Long road ahead for riskier FIG issuers

IFR 2434 - 21 May 2022 - 27 May 2022
5 min read
EMEA
Tom Revell

Lower-rated and lesser-followed financial institutions hoping to execute unsecured transactions could face a long road to the market, bankers have warned, as unpredictable conditions deny them opportunities and investors favour more liquid names.

A stable first half of last week gave FIG issuers a foothold to finally begin to clear a hefty pipeline of senior unsecured deals. Issuance quickly gathered pace, culminating in a deluge of 10 trades in euros alone on Wednesday, including a rare taste of lower-rated debt in the form of a €500m senior preferred from BPER Banca – the first bank senior unsecured out of Italy since January 12.

But that stable footing was lost as equity markets crumbled beneath issuers' feet later that day. BPER's deal got through in the nick of time, but the deterioration dashed hopes that similar supply would quickly follow.

"We had almost three days of stability, that's why we saw the intraday BPER transaction, but now we are back at square one," said a banker at one of BPER's leads on Thursday.

The tone quickly improved and a positive open on Friday allowed the senior market to reopen, with the UK's NatWest selling a short-dated opco transaction.

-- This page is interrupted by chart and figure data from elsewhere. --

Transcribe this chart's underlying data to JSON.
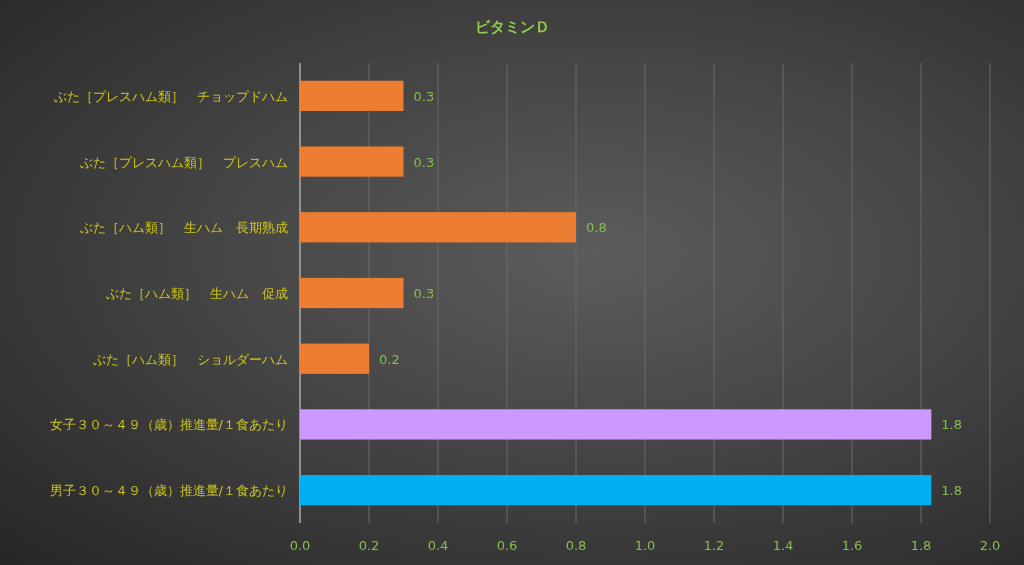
{
  "chart_data": {
    "type": "bar",
    "orientation": "horizontal",
    "title": "ビタミンＤ",
    "categories": [
      "ぶた［プレスハム類］　チョップドハム",
      "ぶた［プレスハム類］　プレスハム",
      "ぶた［ハム類］　生ハム　長期熟成",
      "ぶた［ハム類］　生ハム　促成",
      "ぶた［ハム類］　ショルダーハム",
      "女子３０～４９（歳）推進量/１食あたり",
      "男子３０～４９（歳）推進量/１食あたり"
    ],
    "values": [
      0.3,
      0.3,
      0.8,
      0.3,
      0.2,
      1.83,
      1.83
    ],
    "colors": [
      "#ed7d31",
      "#ed7d31",
      "#ed7d31",
      "#ed7d31",
      "#ed7d31",
      "#cc99ff",
      "#00b0f0"
    ],
    "value_labels": [
      "0.3",
      "0.3",
      "0.8",
      "0.3",
      "0.2",
      "1.8",
      "1.8"
    ],
    "xlim": [
      0,
      2
    ],
    "xticks": [
      {
        "value": 0,
        "label": "0.0"
      },
      0.2,
      0.4,
      0.6,
      0.8,
      {
        "value": 1,
        "label": "1.0"
      },
      1.2,
      1.4,
      1.6,
      1.8,
      {
        "value": 2,
        "label": "2.0"
      }
    ],
    "grid": "x"
  }
}
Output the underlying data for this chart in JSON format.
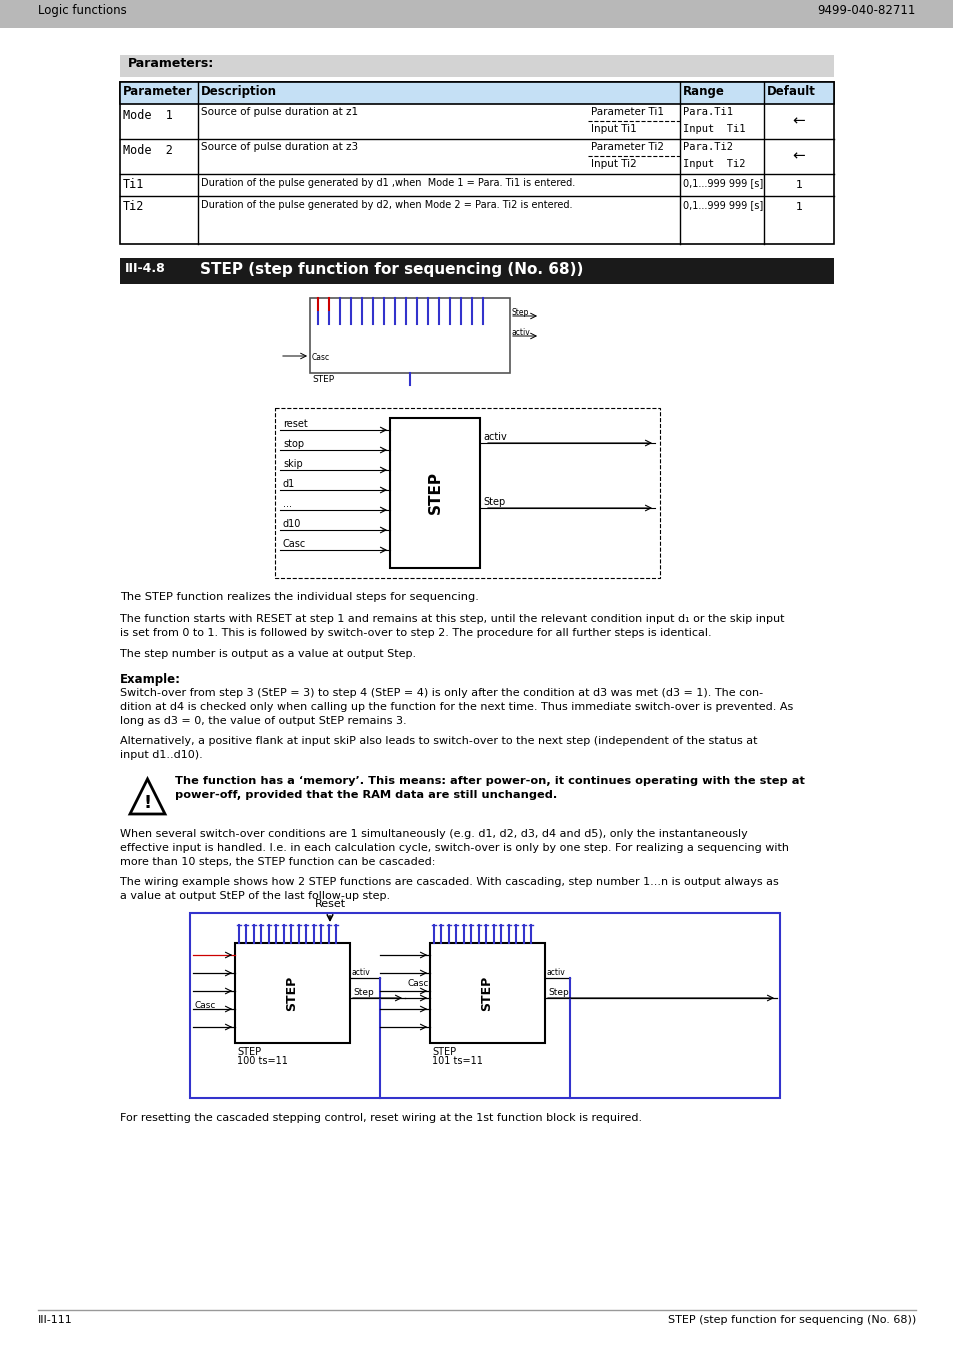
{
  "page_title_left": "Logic functions",
  "page_title_right": "9499-040-82711",
  "section_heading_text": "Parameters:",
  "footer_left": "III-111",
  "footer_right": "STEP (step function for sequencing (No. 68))"
}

But for the kind of issuers that require marketing efforts or at least a couple of days of stability before launching deals, bankers said the stop-start nature of the market represented a huge challenge.

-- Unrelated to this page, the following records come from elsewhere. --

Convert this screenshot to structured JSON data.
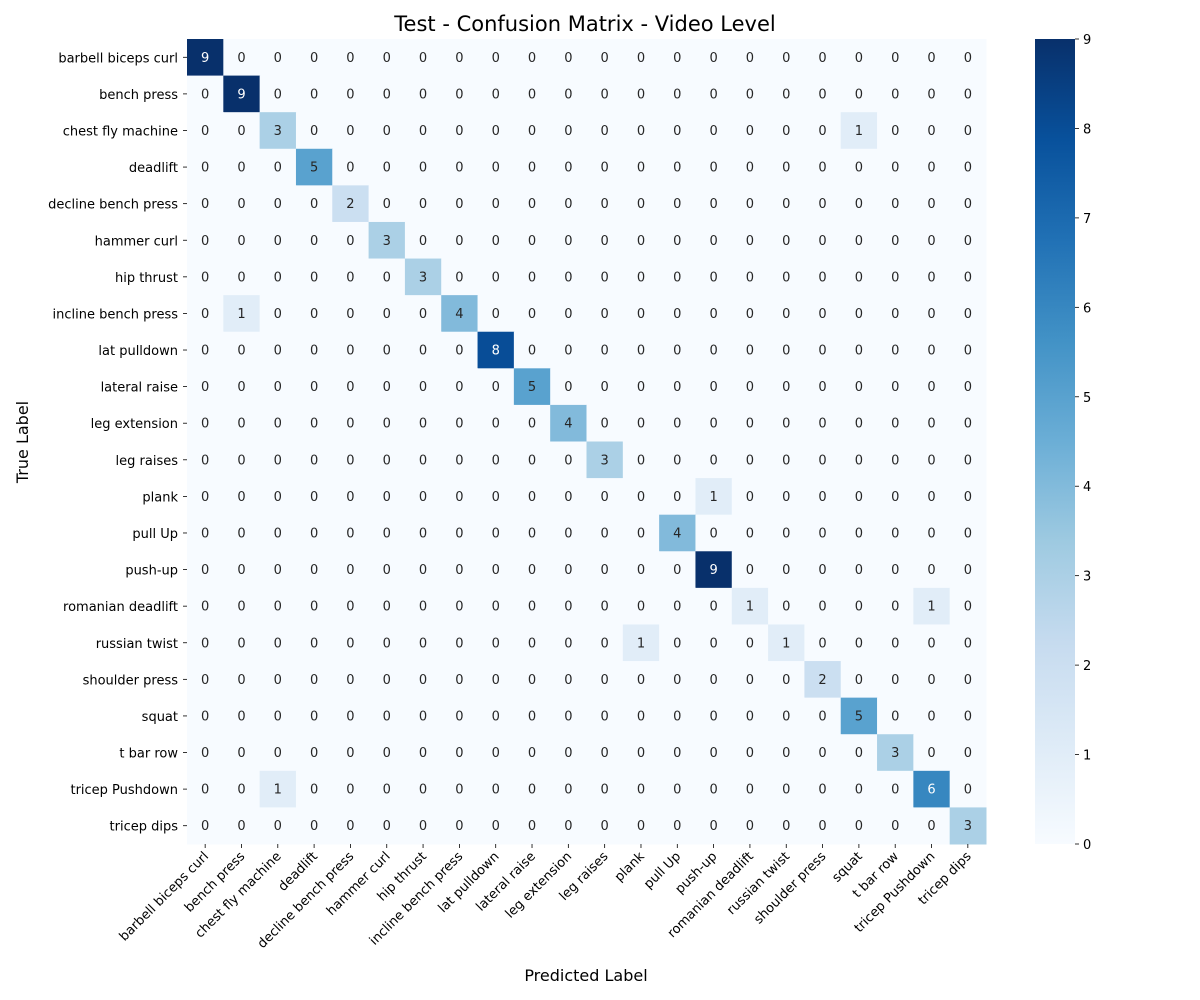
{
  "chart_data": {
    "type": "heatmap",
    "title": "Test - Confusion Matrix - Video Level",
    "xlabel": "Predicted Label",
    "ylabel": "True Label",
    "labels": [
      "barbell biceps curl",
      "bench press",
      "chest fly machine",
      "deadlift",
      "decline bench press",
      "hammer curl",
      "hip thrust",
      "incline bench press",
      "lat pulldown",
      "lateral raise",
      "leg extension",
      "leg raises",
      "plank",
      "pull Up",
      "push-up",
      "romanian deadlift",
      "russian twist",
      "shoulder press",
      "squat",
      "t bar row",
      "tricep Pushdown",
      "tricep dips"
    ],
    "matrix": [
      [
        9,
        0,
        0,
        0,
        0,
        0,
        0,
        0,
        0,
        0,
        0,
        0,
        0,
        0,
        0,
        0,
        0,
        0,
        0,
        0,
        0,
        0
      ],
      [
        0,
        9,
        0,
        0,
        0,
        0,
        0,
        0,
        0,
        0,
        0,
        0,
        0,
        0,
        0,
        0,
        0,
        0,
        0,
        0,
        0,
        0
      ],
      [
        0,
        0,
        3,
        0,
        0,
        0,
        0,
        0,
        0,
        0,
        0,
        0,
        0,
        0,
        0,
        0,
        0,
        0,
        1,
        0,
        0,
        0
      ],
      [
        0,
        0,
        0,
        5,
        0,
        0,
        0,
        0,
        0,
        0,
        0,
        0,
        0,
        0,
        0,
        0,
        0,
        0,
        0,
        0,
        0,
        0
      ],
      [
        0,
        0,
        0,
        0,
        2,
        0,
        0,
        0,
        0,
        0,
        0,
        0,
        0,
        0,
        0,
        0,
        0,
        0,
        0,
        0,
        0,
        0
      ],
      [
        0,
        0,
        0,
        0,
        0,
        3,
        0,
        0,
        0,
        0,
        0,
        0,
        0,
        0,
        0,
        0,
        0,
        0,
        0,
        0,
        0,
        0
      ],
      [
        0,
        0,
        0,
        0,
        0,
        0,
        3,
        0,
        0,
        0,
        0,
        0,
        0,
        0,
        0,
        0,
        0,
        0,
        0,
        0,
        0,
        0
      ],
      [
        0,
        1,
        0,
        0,
        0,
        0,
        0,
        4,
        0,
        0,
        0,
        0,
        0,
        0,
        0,
        0,
        0,
        0,
        0,
        0,
        0,
        0
      ],
      [
        0,
        0,
        0,
        0,
        0,
        0,
        0,
        0,
        8,
        0,
        0,
        0,
        0,
        0,
        0,
        0,
        0,
        0,
        0,
        0,
        0,
        0
      ],
      [
        0,
        0,
        0,
        0,
        0,
        0,
        0,
        0,
        0,
        5,
        0,
        0,
        0,
        0,
        0,
        0,
        0,
        0,
        0,
        0,
        0,
        0
      ],
      [
        0,
        0,
        0,
        0,
        0,
        0,
        0,
        0,
        0,
        0,
        4,
        0,
        0,
        0,
        0,
        0,
        0,
        0,
        0,
        0,
        0,
        0
      ],
      [
        0,
        0,
        0,
        0,
        0,
        0,
        0,
        0,
        0,
        0,
        0,
        3,
        0,
        0,
        0,
        0,
        0,
        0,
        0,
        0,
        0,
        0
      ],
      [
        0,
        0,
        0,
        0,
        0,
        0,
        0,
        0,
        0,
        0,
        0,
        0,
        0,
        0,
        1,
        0,
        0,
        0,
        0,
        0,
        0,
        0
      ],
      [
        0,
        0,
        0,
        0,
        0,
        0,
        0,
        0,
        0,
        0,
        0,
        0,
        0,
        4,
        0,
        0,
        0,
        0,
        0,
        0,
        0,
        0
      ],
      [
        0,
        0,
        0,
        0,
        0,
        0,
        0,
        0,
        0,
        0,
        0,
        0,
        0,
        0,
        9,
        0,
        0,
        0,
        0,
        0,
        0,
        0
      ],
      [
        0,
        0,
        0,
        0,
        0,
        0,
        0,
        0,
        0,
        0,
        0,
        0,
        0,
        0,
        0,
        1,
        0,
        0,
        0,
        0,
        1,
        0
      ],
      [
        0,
        0,
        0,
        0,
        0,
        0,
        0,
        0,
        0,
        0,
        0,
        0,
        1,
        0,
        0,
        0,
        1,
        0,
        0,
        0,
        0,
        0
      ],
      [
        0,
        0,
        0,
        0,
        0,
        0,
        0,
        0,
        0,
        0,
        0,
        0,
        0,
        0,
        0,
        0,
        0,
        2,
        0,
        0,
        0,
        0
      ],
      [
        0,
        0,
        0,
        0,
        0,
        0,
        0,
        0,
        0,
        0,
        0,
        0,
        0,
        0,
        0,
        0,
        0,
        0,
        5,
        0,
        0,
        0
      ],
      [
        0,
        0,
        0,
        0,
        0,
        0,
        0,
        0,
        0,
        0,
        0,
        0,
        0,
        0,
        0,
        0,
        0,
        0,
        0,
        3,
        0,
        0
      ],
      [
        0,
        0,
        1,
        0,
        0,
        0,
        0,
        0,
        0,
        0,
        0,
        0,
        0,
        0,
        0,
        0,
        0,
        0,
        0,
        0,
        6,
        0
      ],
      [
        0,
        0,
        0,
        0,
        0,
        0,
        0,
        0,
        0,
        0,
        0,
        0,
        0,
        0,
        0,
        0,
        0,
        0,
        0,
        0,
        0,
        3
      ]
    ],
    "color_range": [
      0,
      9
    ],
    "colorbar_ticks": [
      0,
      1,
      2,
      3,
      4,
      5,
      6,
      7,
      8,
      9
    ],
    "colormap": "Blues",
    "colormap_stops": [
      "#f7fbff",
      "#deebf7",
      "#c6dbef",
      "#9ecae1",
      "#6baed6",
      "#4292c6",
      "#2171b5",
      "#08519c",
      "#08306b"
    ],
    "grid": false
  }
}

The turbulence that has been a constant feature of 2022 – owing to the Russia-Ukraine conflict and concerns over rates and recession – has already sidelined those issuers for much of the year.

"It's very much a case of haves and have-nots in terms of market access," said a second banker.

The task is further complicated by upcoming public holidays across Continental Europe, the UK and the US and central bank meetings on the horizon, which will narrow issuance windows.

One step forward ...

With expected ratings of Ba3/BB+ by Moody's/Fitch, BPER's deal is the lowest rated in the euro FIG space since the unsecured market reopened at the start of last week.

Bankers said its success offered encouragement that deals could be done when there is a sufficient stability – with demand exceeding expectations – but on its own was not enough to open the door for further supply.

Leads Deutsche Bank, Morgan Stanley, Raiffeisen Bank International, UBS and UniCredit priced the deal at 245bp over mid-swaps, 20bp inside initial price thoughts, with books coming in above €850m (excluding leads).

"[BPER's deal] was a baby step," the lead banker said. "It was the lowest beta deal conceivable within the high beta space – it was a three-year non-call two, literally the shortest you can issue, it was mid-to-high Double B rated, and it was a clean bank, with no issues, be they regional, to do with Russia-exposure, or with non-performing loans.

"The pipeline of higher beta supply we're aware of and the rest that I'm sure is out there is not just Double B rated senior preferred. For those deals the path might be longer than expected, but we should still get there."

High bar

Market participants wondered aloud that if it took a spread in the mid-200s and almost three days of stability for a relatively clean Italian bank to sell super-short dated paper, then what might the cost be for a Greek or Cypriot bank – for example – to raise loss-absorbing debt, and how high would the bar be in terms of market conditions?

Among European banks, Greek, Cypriot and Portuguese lenders have the largest shortfalls to their final minimum requirement for own funds and eligible liabilities targets relative to their total assets. This year has been identified as a crucial one for banks to make headway.

Furthermore, while a risk-off tone dominates the market and more liquid alternatives offer elevated prices, bankers said such credits would face a hard time in commanding an audience.

"Look at the returns people got buying Deutsche Bank this week," said a third banker, referring to Deutsche's €500m six-year non-call five senior non-preferred priced at 193bp on Tuesday. "Investors don't need to chase that additional spread or yield by going into second or third-tier names."

The events of last week also showed how issuers hoping to execute riskier capital transactions face a tough task. For example, reinsurer Munich Re on Wednesday was unable to tighten the price of a US$1.25bn 20-year non-call 10 green Tier 2 from initial price thoughts, ultimately fixing the coupon at 5.875%, after markets turned against it. Bankers suggested the deal could have struggled to get over the line if it were not for the strength of the credit.

The euro market is yet to see any benchmark subordinated transaction since European banks exited their first-quarter reporting blackout periods. Deutsche Pfandbriefbank remains in the pipeline with a potential €300m Tier 2 transaction after holding investor calls last week.

Bankers close to the deal said they would continue to monitor the market this week.